3500. Abrupt withdrawal of beta-blockade therapy in patients with myocardial infarction: effects on infarct size, left ventricular function, and hospital course.

作者: C H Croft.;R E Rude.;N Gustafson.;P H Stone.;W K Poole.;R Roberts.;H W Strauss.;D S Raabe.;L J Thomas.;A S Jaffe.

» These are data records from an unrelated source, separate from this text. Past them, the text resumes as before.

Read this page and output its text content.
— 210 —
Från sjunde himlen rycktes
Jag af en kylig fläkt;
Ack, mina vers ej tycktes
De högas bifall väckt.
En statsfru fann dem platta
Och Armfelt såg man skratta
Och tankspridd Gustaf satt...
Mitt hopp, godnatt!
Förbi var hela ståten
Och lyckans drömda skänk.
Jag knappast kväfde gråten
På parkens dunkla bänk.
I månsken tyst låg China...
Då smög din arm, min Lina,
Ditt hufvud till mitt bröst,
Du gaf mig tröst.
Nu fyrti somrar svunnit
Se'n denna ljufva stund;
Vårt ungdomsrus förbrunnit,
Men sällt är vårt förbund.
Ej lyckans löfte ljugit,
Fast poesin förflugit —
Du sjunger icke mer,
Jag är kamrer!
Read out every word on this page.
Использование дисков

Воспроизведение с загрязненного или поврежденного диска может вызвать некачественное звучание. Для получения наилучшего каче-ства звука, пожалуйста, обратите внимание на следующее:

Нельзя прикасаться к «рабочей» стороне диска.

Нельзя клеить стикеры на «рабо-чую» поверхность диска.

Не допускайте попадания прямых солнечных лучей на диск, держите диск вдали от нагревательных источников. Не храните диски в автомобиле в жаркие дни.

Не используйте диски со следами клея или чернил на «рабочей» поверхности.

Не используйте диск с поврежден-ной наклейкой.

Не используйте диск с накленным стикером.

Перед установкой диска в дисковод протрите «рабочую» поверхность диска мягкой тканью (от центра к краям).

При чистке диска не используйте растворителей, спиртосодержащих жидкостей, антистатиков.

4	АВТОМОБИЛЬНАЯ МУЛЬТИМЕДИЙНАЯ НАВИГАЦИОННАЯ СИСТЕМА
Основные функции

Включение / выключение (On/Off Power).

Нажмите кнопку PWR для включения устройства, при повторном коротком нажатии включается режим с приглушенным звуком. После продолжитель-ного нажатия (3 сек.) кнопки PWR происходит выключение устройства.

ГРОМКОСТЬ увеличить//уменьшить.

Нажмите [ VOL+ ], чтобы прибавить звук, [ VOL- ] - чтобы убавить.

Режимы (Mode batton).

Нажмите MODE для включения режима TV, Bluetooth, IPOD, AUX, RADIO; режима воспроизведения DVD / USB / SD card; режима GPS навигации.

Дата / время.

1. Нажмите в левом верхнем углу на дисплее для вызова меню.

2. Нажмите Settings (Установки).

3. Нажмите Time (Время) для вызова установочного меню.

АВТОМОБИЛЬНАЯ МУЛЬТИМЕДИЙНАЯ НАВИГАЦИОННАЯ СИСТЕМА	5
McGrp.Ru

来源: Circulation. 1986年73卷6期1281-90页
The effects of abrupt withdrawal or continuation of beta-blockade therapy during acute myocardial infarction were evaluated in 326 patients participating in the Multicenter Investigation of the Limitation of Infarct Size (MILIS). Thirty-nine patients previously receiving a beta-blocker and randomly selected for withdrawal of beta-blockers and placebo treatment during infarction (group 1) were compared with 272 patients previously untreated with beta-blockers who were also randomly assigned to placebo therapy (group 2). There were no significant differences between the two groups in MB creatine kinase isoenzyme (15.8 +/- 10.9 vs 18.2 +/- 14.4 g-eq/m2, respectively) estimates of infarct size, radionuclide-determined left ventricular ejection fractions within 18 hr of infarction (0.44 +/- 0.15 vs 0.47 +/- 0.16) or 10 days later (0.42 +/- 0.14 vs 0.47 +/- 0.16), creatine kinase-determined incidence of infarct extension (13% vs 6%), congestive heart failure (43% vs 37%), nonfatal ventricular fibrillation (5% vs 7%), or in-hospital mortality (13% vs 9%). Patients in group 1 had more recurrent ischemic chest pain (p = .002) within the first 24 hr after infarction, but not thereafter. However, this did not appear to be related to a rebound increase in systolic blood pressure, heart rate, or double product. In a separate analysis, 20 propranolol-eligible group 1 patients randomly selected for withdrawal of beta-blockade (group 3) were compared with 15 patients randomly selected for continuation of prior beta-blockade therapy (group 4). This comparison yielded similar results. These data indicate that the beta-blockade withdrawal phenomenon is not a major clinical problem in patients with acute myocardial infarction. beta-Blockade therapy can be discontinued abruptly during acute myocardial infarction if clinically indicated.